林安城外两百里外是三川交汇的地方,因此名为三川口。”宋玉介绍道。
“听起来这三川口应该是云州交通要塞,为什么我看人人都畏之如虎”
“按照常理三川口确实应该是商贸往来最便捷的地方,但实则不然,所有的商船宁肯绕路也不愿意靠近这里。
因为只要是通过三川口的船只都会遇上非常恐怖的事情,十条有九条沉没在湖底,尤其是三川口最凶名远播的沉船渡。
三川口外也发生过不少诡异的事情,去年有个误入三川口的樵夫回来以后就魔怔了,逢人就说‘水凉’。
不少人都说是他是水鬼附身,魔怔了半个月以后跳井自尽了。
这种怪事多了,这一来二去哪里也就成了林安城附近几百里最凶险的地方,几乎无人敢在踏足。

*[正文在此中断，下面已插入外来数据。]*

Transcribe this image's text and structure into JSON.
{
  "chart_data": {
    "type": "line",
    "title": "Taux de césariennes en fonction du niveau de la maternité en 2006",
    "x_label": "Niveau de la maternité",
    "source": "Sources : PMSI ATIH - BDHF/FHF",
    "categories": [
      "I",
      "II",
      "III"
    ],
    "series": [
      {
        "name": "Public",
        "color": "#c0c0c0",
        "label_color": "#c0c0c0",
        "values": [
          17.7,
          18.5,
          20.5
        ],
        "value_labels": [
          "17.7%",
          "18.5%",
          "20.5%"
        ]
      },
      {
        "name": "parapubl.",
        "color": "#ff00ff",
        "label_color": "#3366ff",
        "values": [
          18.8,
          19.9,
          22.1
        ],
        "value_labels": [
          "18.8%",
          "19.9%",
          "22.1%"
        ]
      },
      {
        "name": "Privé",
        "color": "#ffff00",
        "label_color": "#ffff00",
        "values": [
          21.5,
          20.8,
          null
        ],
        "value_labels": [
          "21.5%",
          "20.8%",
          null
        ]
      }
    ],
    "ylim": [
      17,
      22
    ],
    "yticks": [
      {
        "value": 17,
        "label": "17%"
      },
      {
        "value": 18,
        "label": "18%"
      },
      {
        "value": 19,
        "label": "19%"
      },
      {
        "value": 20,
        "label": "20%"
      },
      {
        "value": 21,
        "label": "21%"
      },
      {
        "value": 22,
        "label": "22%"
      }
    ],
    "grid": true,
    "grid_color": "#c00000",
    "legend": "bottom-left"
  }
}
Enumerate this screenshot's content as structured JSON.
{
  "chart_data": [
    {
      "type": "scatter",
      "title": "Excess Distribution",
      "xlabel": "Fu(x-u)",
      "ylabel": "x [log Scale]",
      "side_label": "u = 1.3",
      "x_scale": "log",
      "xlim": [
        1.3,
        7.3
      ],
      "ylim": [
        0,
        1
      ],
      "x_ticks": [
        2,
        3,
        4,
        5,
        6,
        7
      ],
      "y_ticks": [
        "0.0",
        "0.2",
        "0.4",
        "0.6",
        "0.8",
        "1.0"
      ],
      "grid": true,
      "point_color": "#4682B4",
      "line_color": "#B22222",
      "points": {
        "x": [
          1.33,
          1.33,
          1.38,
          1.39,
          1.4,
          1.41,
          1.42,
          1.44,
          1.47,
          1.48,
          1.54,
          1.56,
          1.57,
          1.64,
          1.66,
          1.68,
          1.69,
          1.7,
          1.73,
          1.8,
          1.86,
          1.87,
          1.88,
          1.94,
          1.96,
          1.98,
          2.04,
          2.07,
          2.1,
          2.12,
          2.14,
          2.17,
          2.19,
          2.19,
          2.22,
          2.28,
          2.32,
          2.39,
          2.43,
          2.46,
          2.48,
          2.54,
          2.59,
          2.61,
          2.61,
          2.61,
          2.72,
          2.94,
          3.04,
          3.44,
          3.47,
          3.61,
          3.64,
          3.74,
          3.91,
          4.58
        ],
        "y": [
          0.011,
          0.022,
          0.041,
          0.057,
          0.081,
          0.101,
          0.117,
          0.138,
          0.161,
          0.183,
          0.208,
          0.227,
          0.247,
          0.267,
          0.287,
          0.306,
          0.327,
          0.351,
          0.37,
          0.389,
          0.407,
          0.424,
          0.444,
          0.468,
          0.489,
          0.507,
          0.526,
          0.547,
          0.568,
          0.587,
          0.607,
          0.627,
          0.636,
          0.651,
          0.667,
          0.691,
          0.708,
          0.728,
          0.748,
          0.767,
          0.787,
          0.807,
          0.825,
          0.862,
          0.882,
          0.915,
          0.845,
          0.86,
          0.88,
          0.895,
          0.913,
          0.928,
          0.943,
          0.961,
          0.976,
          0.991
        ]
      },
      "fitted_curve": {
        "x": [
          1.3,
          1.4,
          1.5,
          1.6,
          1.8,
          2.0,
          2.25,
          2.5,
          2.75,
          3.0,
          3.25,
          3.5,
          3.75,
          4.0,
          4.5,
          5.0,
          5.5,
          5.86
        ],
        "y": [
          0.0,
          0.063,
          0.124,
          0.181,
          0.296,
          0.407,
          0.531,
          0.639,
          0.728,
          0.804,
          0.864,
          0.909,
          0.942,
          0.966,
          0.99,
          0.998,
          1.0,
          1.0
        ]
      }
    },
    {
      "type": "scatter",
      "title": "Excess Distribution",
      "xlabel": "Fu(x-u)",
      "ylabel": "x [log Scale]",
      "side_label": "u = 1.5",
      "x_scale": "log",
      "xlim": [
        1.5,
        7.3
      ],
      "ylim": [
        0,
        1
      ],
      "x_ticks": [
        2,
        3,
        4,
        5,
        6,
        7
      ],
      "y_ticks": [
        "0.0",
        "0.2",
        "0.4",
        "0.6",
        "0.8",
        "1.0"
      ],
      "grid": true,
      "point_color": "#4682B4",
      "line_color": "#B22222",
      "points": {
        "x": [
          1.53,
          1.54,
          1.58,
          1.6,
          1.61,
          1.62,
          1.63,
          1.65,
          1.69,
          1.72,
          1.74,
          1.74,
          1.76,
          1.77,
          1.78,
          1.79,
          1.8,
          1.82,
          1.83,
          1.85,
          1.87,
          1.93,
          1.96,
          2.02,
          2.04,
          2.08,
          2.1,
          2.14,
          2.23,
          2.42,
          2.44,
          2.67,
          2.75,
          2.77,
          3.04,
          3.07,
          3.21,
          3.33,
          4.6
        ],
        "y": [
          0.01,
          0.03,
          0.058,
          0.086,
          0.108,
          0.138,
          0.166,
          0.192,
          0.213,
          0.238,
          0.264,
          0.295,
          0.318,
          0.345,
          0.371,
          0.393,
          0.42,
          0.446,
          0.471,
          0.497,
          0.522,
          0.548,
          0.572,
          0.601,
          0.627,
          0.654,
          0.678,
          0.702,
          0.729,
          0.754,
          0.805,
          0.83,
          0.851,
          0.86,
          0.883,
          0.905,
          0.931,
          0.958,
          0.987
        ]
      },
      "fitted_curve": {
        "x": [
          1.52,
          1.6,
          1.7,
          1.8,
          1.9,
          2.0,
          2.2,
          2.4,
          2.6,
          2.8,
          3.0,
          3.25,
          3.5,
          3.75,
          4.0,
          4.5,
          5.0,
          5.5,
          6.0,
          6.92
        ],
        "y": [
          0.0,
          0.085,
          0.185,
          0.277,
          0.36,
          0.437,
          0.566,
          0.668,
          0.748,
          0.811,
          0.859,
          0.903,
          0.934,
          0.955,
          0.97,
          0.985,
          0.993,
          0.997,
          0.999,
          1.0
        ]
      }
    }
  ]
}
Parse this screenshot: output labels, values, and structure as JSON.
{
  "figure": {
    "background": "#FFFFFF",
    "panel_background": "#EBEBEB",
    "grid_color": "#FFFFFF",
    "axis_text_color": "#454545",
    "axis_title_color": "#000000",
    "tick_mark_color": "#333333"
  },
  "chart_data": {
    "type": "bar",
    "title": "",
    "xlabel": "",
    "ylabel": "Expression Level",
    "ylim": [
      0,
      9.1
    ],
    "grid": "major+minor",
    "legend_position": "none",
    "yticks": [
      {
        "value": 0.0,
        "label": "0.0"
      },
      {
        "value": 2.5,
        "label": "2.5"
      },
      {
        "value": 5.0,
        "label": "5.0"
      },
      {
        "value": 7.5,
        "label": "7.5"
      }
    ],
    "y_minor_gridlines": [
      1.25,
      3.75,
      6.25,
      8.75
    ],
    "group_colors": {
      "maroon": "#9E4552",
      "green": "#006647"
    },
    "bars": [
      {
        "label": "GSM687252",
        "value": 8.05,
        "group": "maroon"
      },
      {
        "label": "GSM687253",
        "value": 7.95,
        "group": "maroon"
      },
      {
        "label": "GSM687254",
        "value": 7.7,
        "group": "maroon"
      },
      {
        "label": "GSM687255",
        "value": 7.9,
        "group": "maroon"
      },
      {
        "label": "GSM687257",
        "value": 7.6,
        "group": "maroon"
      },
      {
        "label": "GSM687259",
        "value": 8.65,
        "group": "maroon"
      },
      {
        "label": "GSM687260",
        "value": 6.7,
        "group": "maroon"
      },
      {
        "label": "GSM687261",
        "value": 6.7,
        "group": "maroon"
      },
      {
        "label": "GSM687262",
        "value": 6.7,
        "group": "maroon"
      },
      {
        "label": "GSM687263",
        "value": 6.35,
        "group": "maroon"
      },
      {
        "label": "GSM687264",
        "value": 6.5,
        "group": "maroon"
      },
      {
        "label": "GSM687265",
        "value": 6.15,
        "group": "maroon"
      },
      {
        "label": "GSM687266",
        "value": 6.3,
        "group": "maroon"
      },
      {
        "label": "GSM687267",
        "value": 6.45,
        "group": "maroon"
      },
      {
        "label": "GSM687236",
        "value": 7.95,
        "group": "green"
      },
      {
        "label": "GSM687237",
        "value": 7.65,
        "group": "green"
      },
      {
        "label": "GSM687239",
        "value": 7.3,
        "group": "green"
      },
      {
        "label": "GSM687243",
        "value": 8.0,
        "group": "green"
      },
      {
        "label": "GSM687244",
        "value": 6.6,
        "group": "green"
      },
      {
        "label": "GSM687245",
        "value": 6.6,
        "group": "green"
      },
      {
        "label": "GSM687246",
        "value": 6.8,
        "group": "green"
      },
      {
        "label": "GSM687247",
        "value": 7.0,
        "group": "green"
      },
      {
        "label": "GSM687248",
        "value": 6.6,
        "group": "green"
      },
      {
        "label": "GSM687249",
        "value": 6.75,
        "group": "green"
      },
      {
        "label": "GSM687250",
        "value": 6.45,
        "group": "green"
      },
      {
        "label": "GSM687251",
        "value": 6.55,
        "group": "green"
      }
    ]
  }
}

”
听到他们即将启程前往三川口以后,原本那些有信心通过考试的人心情沉入谷地,还有十来人直接选择了退出。
“按照我的估计起码会离开一小半,不管成绩怎么样你们的这份勇气就让人高看一眼,希望你们都能活着回来”
贺庆之也只能鼓励这些人,原本文府选中的是另外一个地方,但在他出发先才临时更改到了三川口,就连他自己也不知道缘由。
一艘艘的船停在了岸边,所有人都登船,顺流而下两日便能抵达目的地。
林婉溪是上林书院的天才而且相貌出众家世出众,无论到哪里都是众星拱月一般自然少不了附庸。
“我先预祝林师姐一举夺魁来了”
“以林师姐的天赋一个小小的贡生考试自然不在话下,明年文府大考的头甲也是探囊取物”
“还有陆景陈莫这些人,现在说这些为时尚早”林婉溪说道。
“林师姐,这三川口异常凶险,到时候我们还要仰仗师姐”
“都是上林书院的人,我自然不会坐视不理”
十几艘船,江婪也没想到他会正巧与林婉溪搭乘同一条,看到林婉溪后江婪扭头就走。
“为什么你看起来很怕林婉溪”宋玉问道。
“以前坑过她的颜料,能躲一下就躲一下吧…”
江婪低声说道。
通宝阁钱通、院长的学生张冀、现在加上太守的独女林婉溪,非常人行非常事得罪的人也都不一般,宋玉也不知道江婪到底得罪了多少人!
遇上了冤家江婪当然要躲开,但往往越怕什么就越会发生什么。
“江婪…”林婉溪甩来一行人挡住了江婪的去路。
“大小姐,你想干什么,咱们可往日无怨近日无仇”
“无冤无仇?那你解释解释这幅画怎么回事”
林婉溪从书筒中取出一幅画扔到了江婪身上,画卷滚落在地展开,所有人都看到了画上的内容。
画卷上一个倾国倾城的女子身着薄衫,玉体横陈,所有人看得眼都呆了。
“这幅画怎么了”江婪问道。
“我怎么看这与林师姐有几分相像”
江婪一听表情有些尴尬,仔细打量了一下自己的画和林婉溪,阴差阳错居然真的有几分相似。
“如果我说这是一个误会你信吗?”
江婪有些心虚,怪不得当时自己画春宫图的时候脑袋里想到的第一个人就是绘里香,两人起码有七分相似!
只不过真正的林婉溪娇蛮任性难易亲近,而画上的绘里香搔首弄姿让人心里痒痒。
“看什么看,在看把你们眼珠子挖掉”林婉溪怒喝道。
宋玉急忙躬身将画卷起来。
“这真的只是一个误会,我可以狡辩....”
“现在是贡生考试我可以不找你的麻烦,三川口险恶不如我们结伴而行”
林婉溪比旁人更清楚三川口的恐怖,太守府上曾有居灵境修为的人率队前往探察最后无一生还,抱着多一个人多一份力量的想法想要暂时联手。
但江婪果断的选择了拒绝,并且看了看林婉溪那乌泱泱的一群。
“没兴趣”
三川口本来就很危险,如果带上一群累赘的话搞不好自己都会陷进去。